Em uma manhã comum, lá pelo finalzinho dos anos 80, algo diferente aconteceu nas paredes cinzentas de uma viela entre as ruas Gonçalo Afonso e Medeiros de Albuquerque, na Vila Madalena, em São Paulo.
Um misterioso homem morcego surgiu do nada, deixando os moradores intrigados. Não demorou muito para que o local ganhasse o apelido do famoso personagem: Beco do Batman.
Era o início da história de uma das principais atrações turísticas da cidade. A partir disso, estudantes que frequentavam os bares locais passaram a cobrir a travessa com arte, transformando-a em uma galeria a céu aberto.

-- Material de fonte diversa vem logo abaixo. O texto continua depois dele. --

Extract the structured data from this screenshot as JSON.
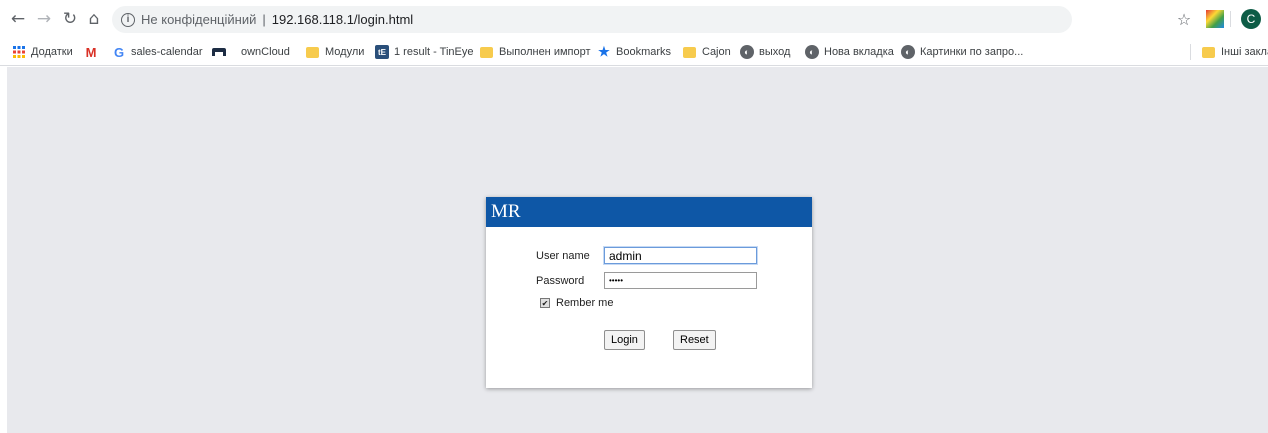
{
  "browser": {
    "security_label": "Не конфіденційний",
    "separator": "|",
    "url": "192.168.118.1/login.html",
    "profile_initial": "C"
  },
  "bookmarks": {
    "items": [
      {
        "label": "Додатки",
        "icon": "apps-grid-icon"
      },
      {
        "label": "",
        "icon": "gmail-icon"
      },
      {
        "label": "sales-calendar",
        "icon": "google-icon"
      },
      {
        "label": "ownCloud",
        "icon": "owncloud-icon"
      },
      {
        "label": "Модули",
        "icon": "folder-icon"
      },
      {
        "label": "1 result - TinEye",
        "icon": "tineye-icon"
      },
      {
        "label": "Выполнен импорт",
        "icon": "folder-icon"
      },
      {
        "label": "Bookmarks",
        "icon": "star-icon"
      },
      {
        "label": "Cajon",
        "icon": "folder-icon"
      },
      {
        "label": "выход",
        "icon": "globe-icon"
      },
      {
        "label": "Нова вкладка",
        "icon": "globe-icon"
      },
      {
        "label": "Картинки по запро...",
        "icon": "globe-icon"
      }
    ],
    "other": "Інші закла"
  },
  "login": {
    "title": "MR",
    "username_label": "User name",
    "username_value": "admin",
    "password_label": "Password",
    "password_value": "•••••",
    "remember_label": "Rember me",
    "remember_checked": true,
    "login_button": "Login",
    "reset_button": "Reset"
  },
  "colors": {
    "header": "#0e57a6",
    "page_bg": "#e8e9ed"
  }
}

Até hoje, pouco se sabe sobre os precursores daquele desenho. Quem estaria por trás do icônico Batman que nomeou um dos pontos mais visitados em SP?
O CHAMADO DO HERÓI
Low-profile, ele nunca assinou seus trabalhos nas ruas. Mesmo no “anonimato”, já selecionou uma galera pra compor as mostras de Graffiti no MIS, já grafitou teatro com a orquestra de câmara da USP tocando simultaneamente, participou de várias exposições no Brasil, em Berlim, Praga – e até ministrou workshops na Europaschule.
Um dos precursores do graffiti em Sampa, Job Leocadio trocou a calculadora HP por latas de spray em busca de adrenalina e da democratização da arte. Responsável também pelo Batman que deu início ao famoso Beco do Batman, adora brincar com assuntos sérios.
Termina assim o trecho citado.